May 24,2017
the staff of the Ridgewood blog
Ridgewood NJ, since 2010 ,the class action, brought by the three municipalities on behalf of ratepayers, alleges that Ridgewood Water owes $14 million in past overcharges and claims the Village of Ridgewood improperly applied water company revenues to other areas in its municipal budget.
The three municipalities Glen Rock, Midland Park and Wyckoff have alleged that the utility company, operated by the village of Ridgewood, overcharged customers from 2010 to 2016 and improperly used company funds to supplement Ridgewood’s municipal budget.
The towns want $17.4 million returned to ratepayers, including $13.8 million in alleged overcharges and $3.6 million in transfers from the utility’s fund balance from 2010 to 2016.

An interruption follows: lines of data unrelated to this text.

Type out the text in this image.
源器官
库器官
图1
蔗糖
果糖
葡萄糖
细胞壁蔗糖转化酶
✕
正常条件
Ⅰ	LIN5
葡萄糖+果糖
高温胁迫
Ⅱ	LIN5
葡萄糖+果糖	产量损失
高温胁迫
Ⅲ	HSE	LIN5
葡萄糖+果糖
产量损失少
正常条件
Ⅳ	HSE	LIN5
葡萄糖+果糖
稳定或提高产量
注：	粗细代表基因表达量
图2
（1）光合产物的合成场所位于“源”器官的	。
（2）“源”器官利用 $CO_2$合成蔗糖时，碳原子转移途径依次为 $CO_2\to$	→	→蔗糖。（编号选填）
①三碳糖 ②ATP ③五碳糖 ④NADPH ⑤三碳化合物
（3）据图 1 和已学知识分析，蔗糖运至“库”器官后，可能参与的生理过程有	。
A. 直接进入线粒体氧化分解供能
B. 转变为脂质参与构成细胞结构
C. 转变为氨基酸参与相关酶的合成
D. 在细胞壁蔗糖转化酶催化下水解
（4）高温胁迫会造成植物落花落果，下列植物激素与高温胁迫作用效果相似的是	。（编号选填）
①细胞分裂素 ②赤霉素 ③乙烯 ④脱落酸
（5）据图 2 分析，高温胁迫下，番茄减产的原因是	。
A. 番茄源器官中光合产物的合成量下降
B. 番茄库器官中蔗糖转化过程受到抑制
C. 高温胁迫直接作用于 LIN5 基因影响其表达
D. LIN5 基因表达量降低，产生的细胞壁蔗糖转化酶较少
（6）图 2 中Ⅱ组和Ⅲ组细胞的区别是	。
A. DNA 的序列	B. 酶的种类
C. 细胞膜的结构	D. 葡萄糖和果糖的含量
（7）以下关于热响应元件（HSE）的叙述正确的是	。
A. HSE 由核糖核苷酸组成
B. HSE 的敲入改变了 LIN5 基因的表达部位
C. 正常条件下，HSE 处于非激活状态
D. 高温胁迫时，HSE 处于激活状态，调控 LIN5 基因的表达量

By way of background, the Ridgewood Water Utility supplies water to Ridgewood residents and to the residents of the neighboring communities of Wyckoff, Midland Park and Glen Rock. Importantly, the Water Utility is not regulated by the New Jersey Board of Public Utilities (BPU) or any other neutral and impartial governmental agency. This case concerns a scheme devised by the Village of Ridgewood to unlawfully off-load a portion of the Village operating budget to the extraterritorial ratepayers of the Water Utility. The scheme was simple: through the accounting devise of “indirect costs,” the Village used its Water Utility to transfer substantial Village operating costs that are wholly unrelated to the operations of the Water Utility to the ratepayers of the Water Utility. In effect, the residents of Wyckoff, Glen Rock and Midland Park have been subsidizing the Village of Ridgewood Operating Budget so that, during periods of economic difficulty, Ridgewood does not have to make the tough choices that all other communities make by reducing expenditures or raising taxes on their own residents.
In the past seven years, the Water Utility has raised its rates by some 37 percent. The Plaintiffs in this litigation assert that these massive rate increases are unlawful and excessive. Plaintiffs demand, among other things, a full refund of the seven years of unlawful rate increases.